Our patients experienced clinical and echocardiographic improvement shortly after the intervention. Additionally, a post hoc analysis of the PDA randomized controlled trial cohort indicated that early elimination of the shunt could reduce respiratory morbidity and decrease the risk of pulmonary hypertension [13]. Given the lack of comparative data between conservative and definitive interventions in high-risk populations, it is crucial to understand the safety endpoints of percutaneous PDA closure in the care of increasingly smaller neonates.

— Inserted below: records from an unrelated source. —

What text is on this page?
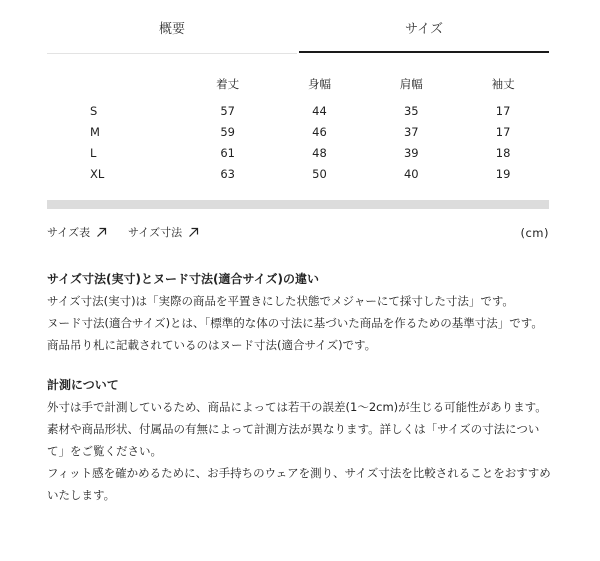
概要	サイズ
	着丈	身幅	肩幅	袖丈

S	57	44	35	17
M	59	46	37	17
L	61	48	39	18
XL	63	50	40	19
サイズ表	サイズ寸法	(cm)
サイズ寸法(実寸)とヌード寸法(適合サイズ)の違い

サイズ寸法(実寸)は「実際の商品を平置きにした状態でメジャーにて採寸した寸法」です。

ヌード寸法(適合サイズ)とは、「標準的な体の寸法に基づいた商品を作るための基準寸法」です。

商品吊り札に記載されているのはヌード寸法(適合サイズ)です。

計測について

外寸は手で計測しているため、商品によっては若干の誤差(1〜2cm)が生じる可能性があります。

素材や商品形状、付属品の有無によって計測方法が異なります。詳しくは「サイズの寸法について」をご覧ください。

フィット感を確かめるために、お手持ちのウェアを測り、サイズ寸法を比較されることをおすすめいたします。
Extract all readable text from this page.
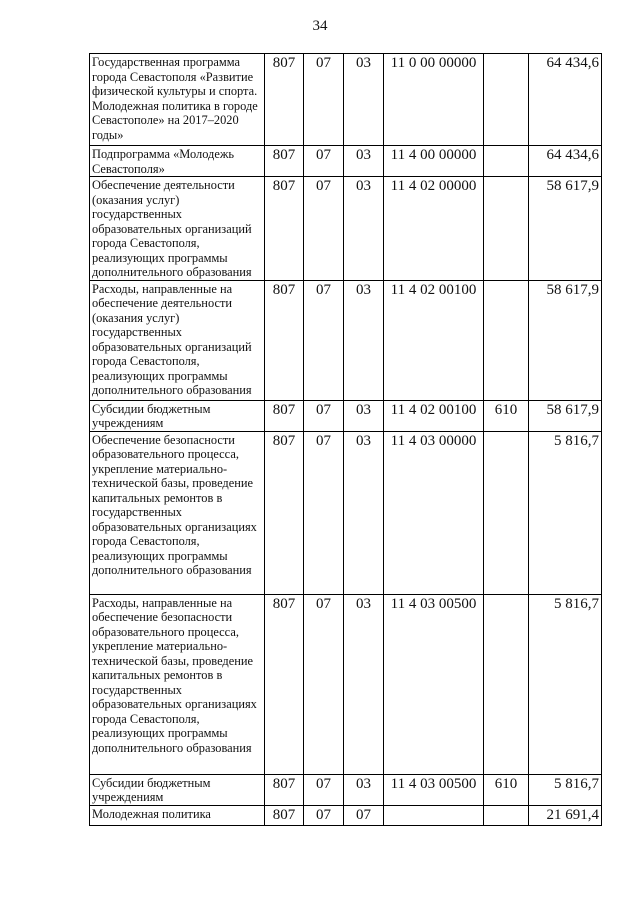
34
Государственная программа города Севастополя «Развитие физической культуры и спорта. Молодежная политика в городе Севастополе» на 2017–2020 годы»	807	07	03	11 0 00 00000		64 434,6
Подпрограмма «Молодежь Севастополя»	807	07	03	11 4 00 00000		64 434,6
Обеспечение деятельности (оказания услуг) государственных образовательных организаций города Севастополя, реализующих программы дополнительного образования	807	07	03	11 4 02 00000		58 617,9
Расходы, направленные на обеспечение деятельности (оказания услуг) государственных образовательных организаций города Севастополя, реализующих программы дополнительного образования	807	07	03	11 4 02 00100		58 617,9
Субсидии бюджетным учреждениям	807	07	03	11 4 02 00100	610	58 617,9
Обеспечение безопасности образовательного процесса, укрепление материально-технической базы, проведение капитальных ремонтов в государственных образовательных организациях города Севастополя, реализующих программы дополнительного образования	807	07	03	11 4 03 00000		5 816,7
Расходы, направленные на обеспечение безопасности образовательного процесса, укрепление материально-технической базы, проведение капитальных ремонтов в государственных образовательных организациях города Севастополя, реализующих программы дополнительного образования	807	07	03	11 4 03 00500		5 816,7
Субсидии бюджетным учреждениям	807	07	03	11 4 03 00500	610	5 816,7
Молодежная политика	807	07	07			21 691,4
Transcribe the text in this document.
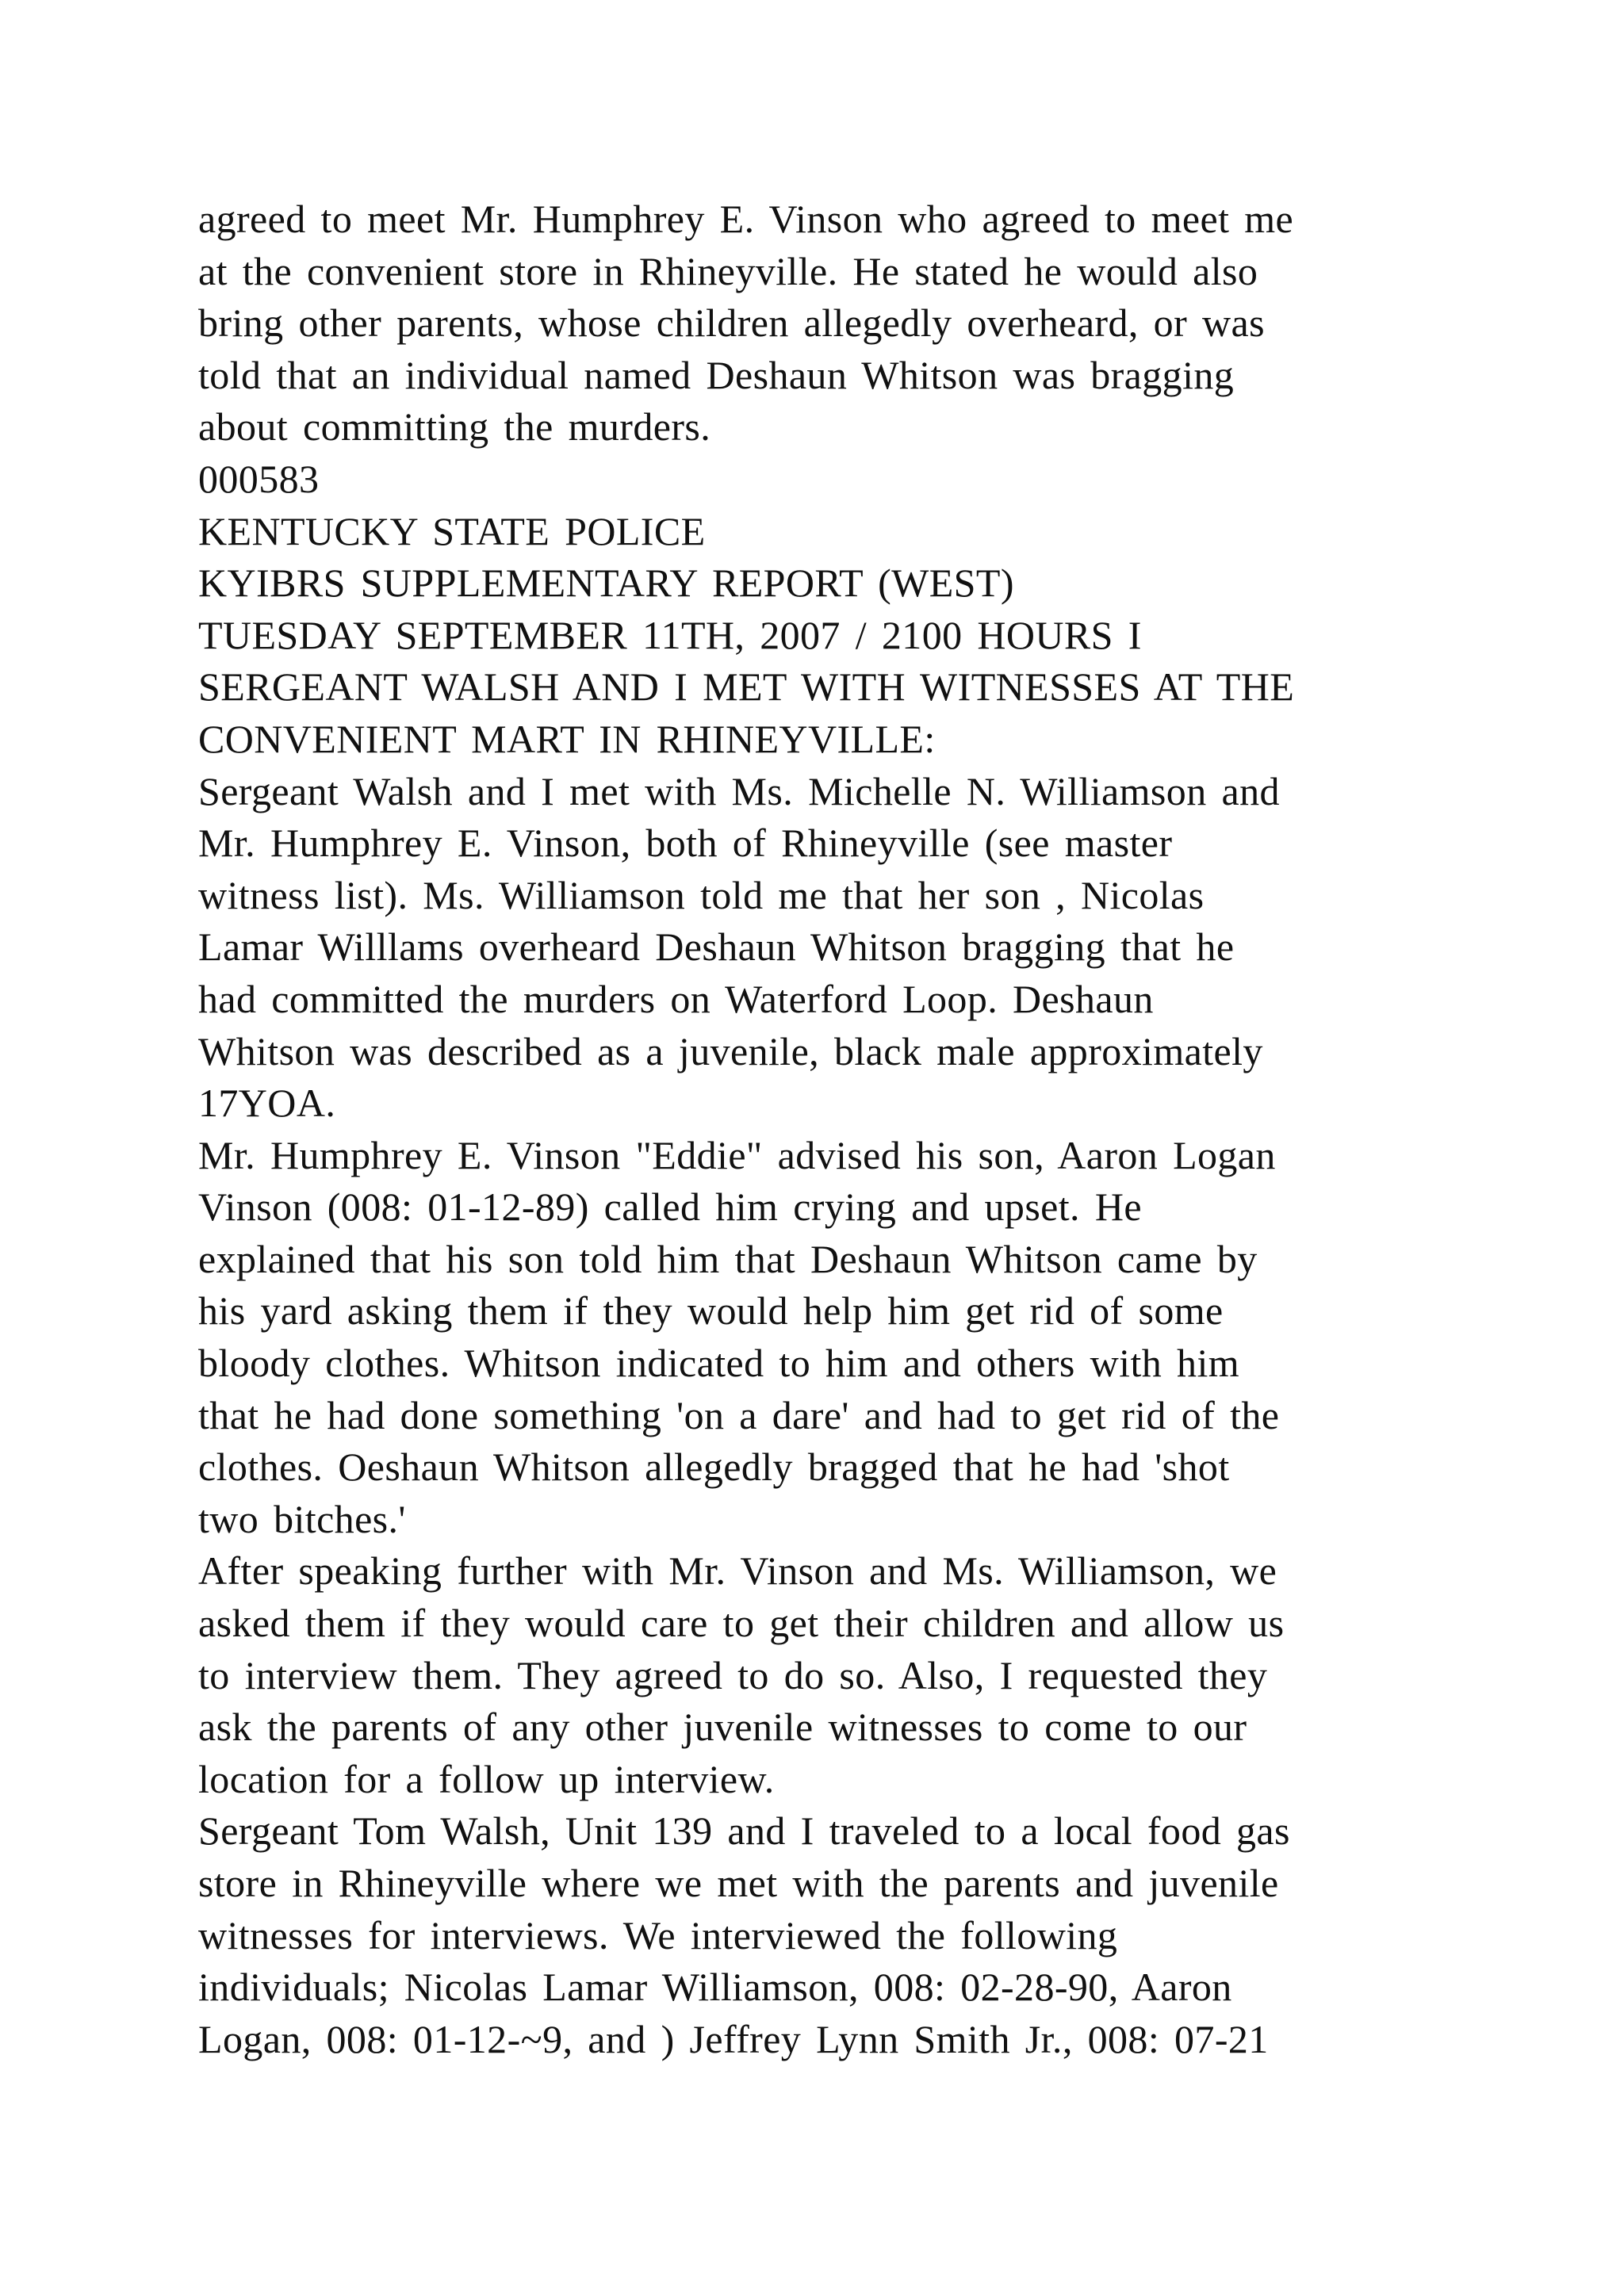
agreed to meet Mr. Humphrey E. Vinson who agreed to meet me
at the convenient store in Rhineyville. He stated he would also
bring other parents, whose children allegedly overheard, or was
told that an individual named Deshaun Whitson was bragging
about committing the murders.
000583
KENTUCKY STATE POLICE
KYIBRS SUPPLEMENTARY REPORT (WEST)
TUESDAY SEPTEMBER 11TH, 2007 / 2100 HOURS I
SERGEANT WALSH AND I MET WITH WITNESSES AT THE
CONVENIENT MART IN RHINEYVILLE:
Sergeant Walsh and I met with Ms. Michelle N. Williamson and
Mr. Humphrey E. Vinson, both of Rhineyville (see master
witness list). Ms. Williamson told me that her son , Nicolas
Lamar Willlams overheard Deshaun Whitson bragging that he
had committed the murders on Waterford Loop. Deshaun
Whitson was described as a juvenile, black male approximately
17YOA.
Mr. Humphrey E. Vinson "Eddie" advised his son, Aaron Logan
Vinson (008: 01-12-89) called him crying and upset. He
explained that his son told him that Deshaun Whitson came by
his yard asking them if they would help him get rid of some
bloody clothes. Whitson indicated to him and others with him
that he had done something 'on a dare' and had to get rid of the
clothes. Oeshaun Whitson allegedly bragged that he had 'shot
two bitches.'
After speaking further with Mr. Vinson and Ms. Williamson, we
asked them if they would care to get their children and allow us
to interview them. They agreed to do so. Also, I requested they
ask the parents of any other juvenile witnesses to come to our
location for a follow up interview.
Sergeant Tom Walsh, Unit 139 and I traveled to a local food gas
store in Rhineyville where we met with the parents and juvenile
witnesses for interviews. We interviewed the following
individuals; Nicolas Lamar Williamson, 008: 02-28-90, Aaron
Logan, 008: 01-12-~9, and ) Jeffrey Lynn Smith Jr., 008: 07-21
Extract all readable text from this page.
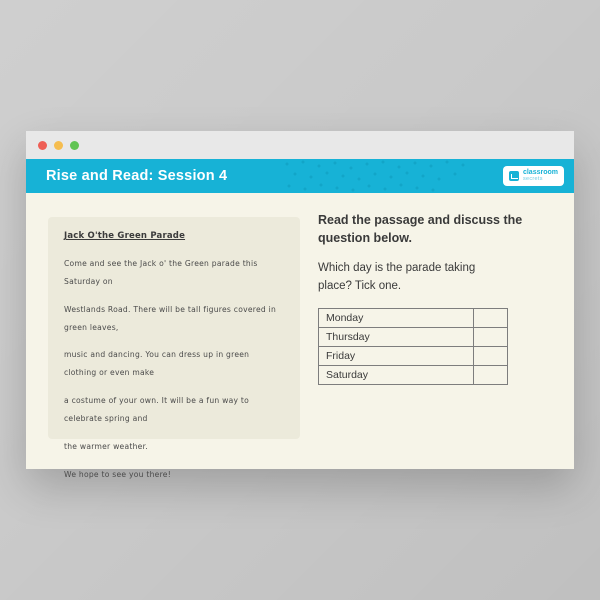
Rise and Read: Session 4	classroom
secrets
Jack O'the Green Parade

Come and see the Jack o' the Green parade this Saturday on

Westlands Road. There will be tall figures covered in green leaves,

music and dancing. You can dress up in green clothing or even make

a costume of your own. It will be a fun way to celebrate spring and

the warmer weather.

We hope to see you there!

Read the passage and discuss the question below.
Which day is the parade taking place? Tick one.
Monday	
Thursday	
Friday	
Saturday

We presented two cases of premature infants with hsPDA that were successfully closed percutaneously without complications. According to available data, these cases are the first of premature infants in Serbia and regional countries where hsPDA was closed percutaneously.

4. Conclusions

We performed uneventful percutaneous PDA closure in the two preterm newborns after unsuccessful medical treatment for the first time in our country. The patients had no complications; they weaned from mechanical ventilation after 3 and 10 days, respectively. Due to a significantly lower complication rate than surgical ligation, percutaneous PDA closure, we will strive to make percutaneous PDA occlusion a new standard for treatment in newborns, especially preterm newborns, in our country. Further research is needed to determine which PDAs require closure and the appropriate timing for closing the hsPDA in premature infants.